Yaglom's Felix Klein and Sophus Lie gives many historical details on late 19th century geometry and its relation to relativity with references to the original sources.
Minkowski space time was considered by mathematicians before Einstein and before Minkowski. Of course the name "space-time" was not used. The reasons were purely mathematical, not physical. The most important application was the Klein model of the hyperbolic geometry (non-Eucludean geometry of Bolyai and Lobachevski). More presicely, Klein considered the metric $$ds^2=-dx_0^2+dx_1^2+\ldots+dx_n^2$$ in the $n+1$ space. This metric, restricted to the upper portion of the hyperboloid $$-x_0^2+x_1^2+\ldots+x_n^2=-1$$ is the Klein model of the hyperbolic geometry. In physics when $n=3$ the space with metric $-ds^2$ is the Minkowski space-time. So Klein's model of a hyperblic space is a hypersurface in the Minkowski space time, and this is how it was introduced.
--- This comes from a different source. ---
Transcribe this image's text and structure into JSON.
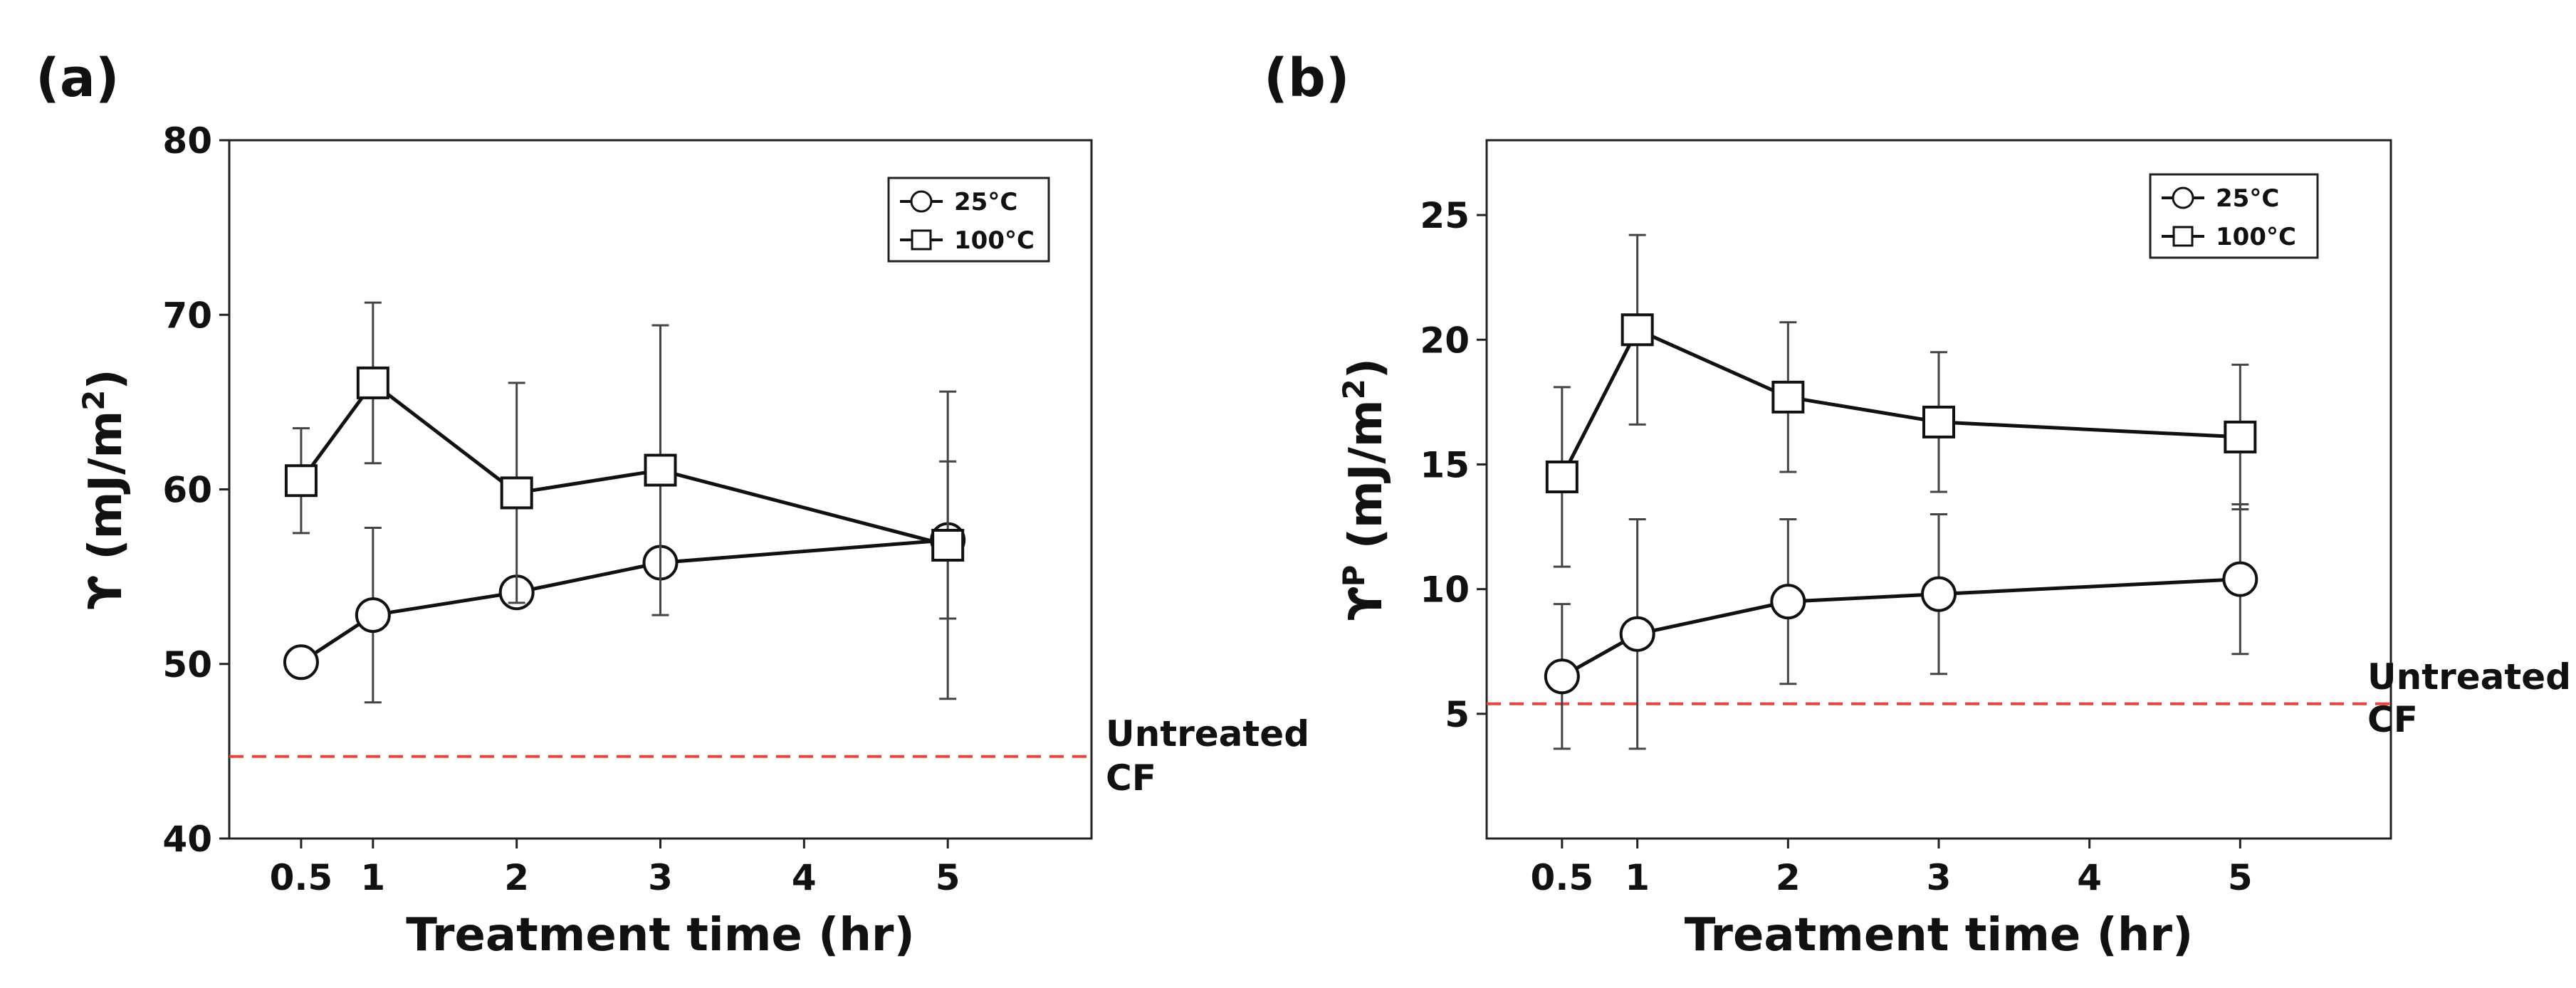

When I wrote that the reasons were pure mathematical, I did not take into account that Lobachevski and Gauss admitted the possibility that hyperbolic geometry holds in the real physical space. Both of them realized that no experiment really tells us that the geometry of our physical space is Euclidean. An experiment can tell us the opposite: you can never be sure that the sum of the angles of a triange exactly equals 180 degrees but an experiment can show that it is less, if it is less indeed). There are indication that Gauss really tried this sort of experiment (measuring angles of a really big triangle between mountain tops). But apparently connections with physics were not among Klein's motivations.
Complementing Conifold's answer, it might perhaps be instructive to quote from Minkowski's presentation Raum und Zeit at the 80th Congress of German Natural Scientists in Cologne on the 21st of September 1908, a short few months before his own death. In this speech he makes it clear the physical origin of his eponymous spacetime:
Mein Herren! Die Anschauungen über Raum und Zeit, die ich Ihnen entwickeln möchte, sind auf experimentell-physikalischem Boden erwachsen. Darin liegt ihre Stärke. Ihre Tendenz ist eine radikale. Von Stund′ an sollen Raum für sich und Zeit für sich völlig zu Schatten herabsinken und nur noch eine Art Union der beiden soll Selbständigkeit bewahren.
or in translation
Gentlemen! The views of space and time that I wish to lay before you have sprung from the soil of experimental physics and therein lies their strength. They are radical. Henceforth, space by itself, and time by itself, are doomed to fade away into mere shadows, and only a kind of union of both will retain an independent reality.